Kira uyuşmazlıklarıyla son dönemde hukuk alanında çokça karşılaşıldığını bildiren avukat Fırat Bilici, bu konulardan birisinin de tahliye taahhütnamesiyle konutların boşaltılması olduğunu söyledi.

“Taahhüt tarihi, kira sözleşmesi tarihiyle aynı olmamalı”
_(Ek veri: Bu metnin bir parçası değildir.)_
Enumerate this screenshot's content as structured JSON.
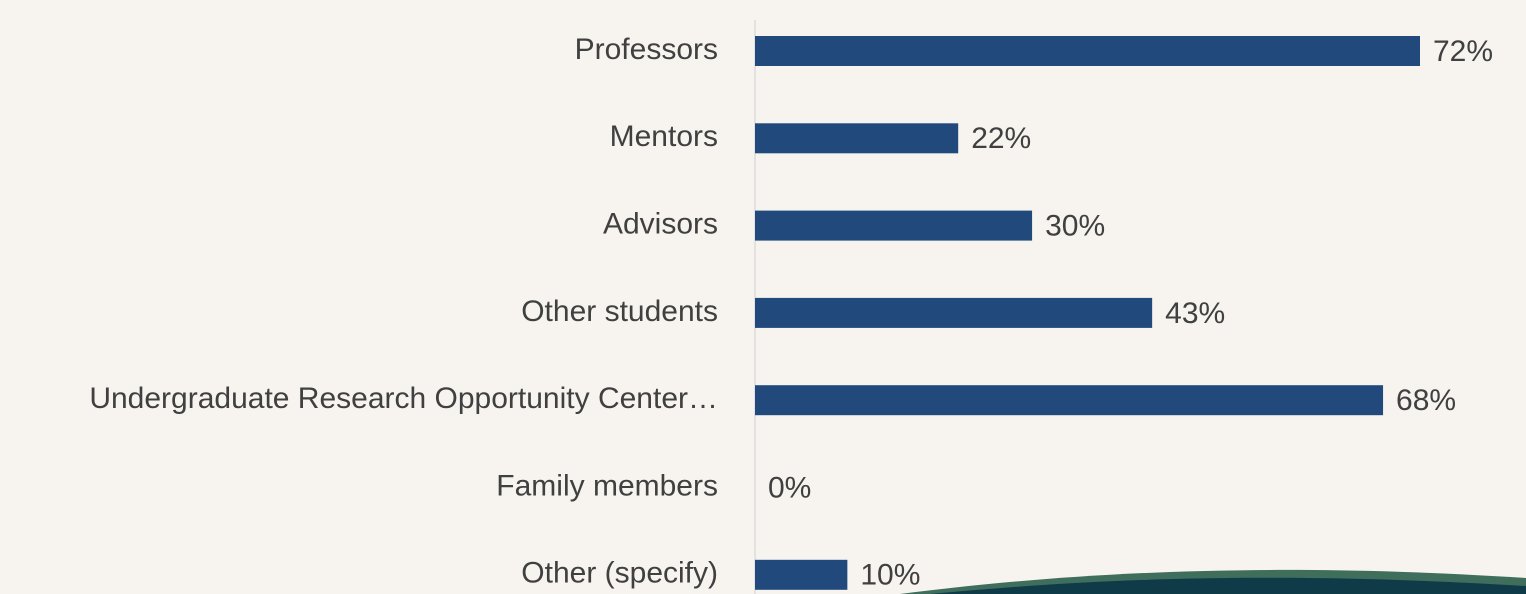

Tahliye taahhüt tarihinin, kira sözleşmesi tarihiyle aynı olmaması gerektiğini belirten Bilici, “Yargıtay, tahliye taahhüdünü kira sözleşmesi yapılsın diye verildiği görüşünde olmakla birlikte, taahhüdün tarihinin kira sözleşmesi tarihiyle aynı olmadığı durumlarda, taahhüttü geçersiz saymaktadır” dedi.

“Eşin rızası bulunmalı”

Aile konutu olarak kiralanan dairelerde hakkında da bilgi veren Bilici, “Aile konutu, eşlerin ve varsa çocukların yaşamsal faaliyetlerini sürdürdüğü ev olarak tanımlanabilir. Eğer kiralanan taşınmaz bir aile konutu olarak kiralanacaksa, bu durumda tahliye taahhüdünde eşin rızası da bulunmalıdır” dedi.
Konuyla ilgili kanuni düzenlemenin Medeni Kanun 194/1 maddesinde yer aldığını hatırlatan Bilici şöyle devam etti:

“Eşlerden biri, diğer eşin açık rızası bulunmadıkça, aile konutu ile ilgili kira sözleşmesini feshedemez, aile konutunu devredemez veya aile konutu üzerindeki hakları sınırlayamaz. Kanun maddesinden hareketle taşınmazı kiralayan eş, diğer eşin rızası olmaksızın kira sözleşmesini feshedemeyeceği açıktır. Tahliye taahhüdü, aynı zamanda aslında kira sözleşmesini sona erdiren fesih amacını taşıdığı için, diğer eş, aile konutu itirazında bulunma hakkına sahiptir.”
Yargıtay 12. Hukuk Dairesi'nin kararını hatırlatan avukat Bilici, “Tahliye taahhütnamesine dayalı takibe konu olan taşınmaz, aile konutu olarak kullanılıyorsa ve 'aile konutu şerhi düşmemiş olsa bile, taahhütnamede her iki eşin imzası bulunmuyorsa, tahliye gerçekleştirilemez' denilmiştir” ifadelerine yer verdi.

“Tahliye taahhüdünde eşlerden birinin aile konutuna dair rızasının yer alması zorunlu”

Avukat Fırat Bilici, daireden tahliye aşamasında taahhüdü içeren belgede eşin rızasının bulunmasının zorunluluğuna dikkat çekerek, "Sonuç olarak, tahliye taahhüdü içeren belgede, eşlerden birinin aile konutuna dair rızasının yer alması zorunlu olup söz konusu açık rızanın bulunmaması durumunda ev sahipleri maalesef tahliyeyi gerçekleştiremeyeceklerdir. Tahliye taahhütnamesine dayalı olarak başlatılan icra takibi ya da açılan dava durumunda, rızası olmayan eşin, kiralanmış taşınmazın aile konutu olarak kabul edilmesinin tespiti için dava açması gerekmektedir" dedi.
Ayrıca Bilici, tahliye taahhüdü ile başlatılan icra takibine, tebliğ tarihinden itibaren 7 gün içerisinde itiraz edilmesi gerektiğini vurguladı.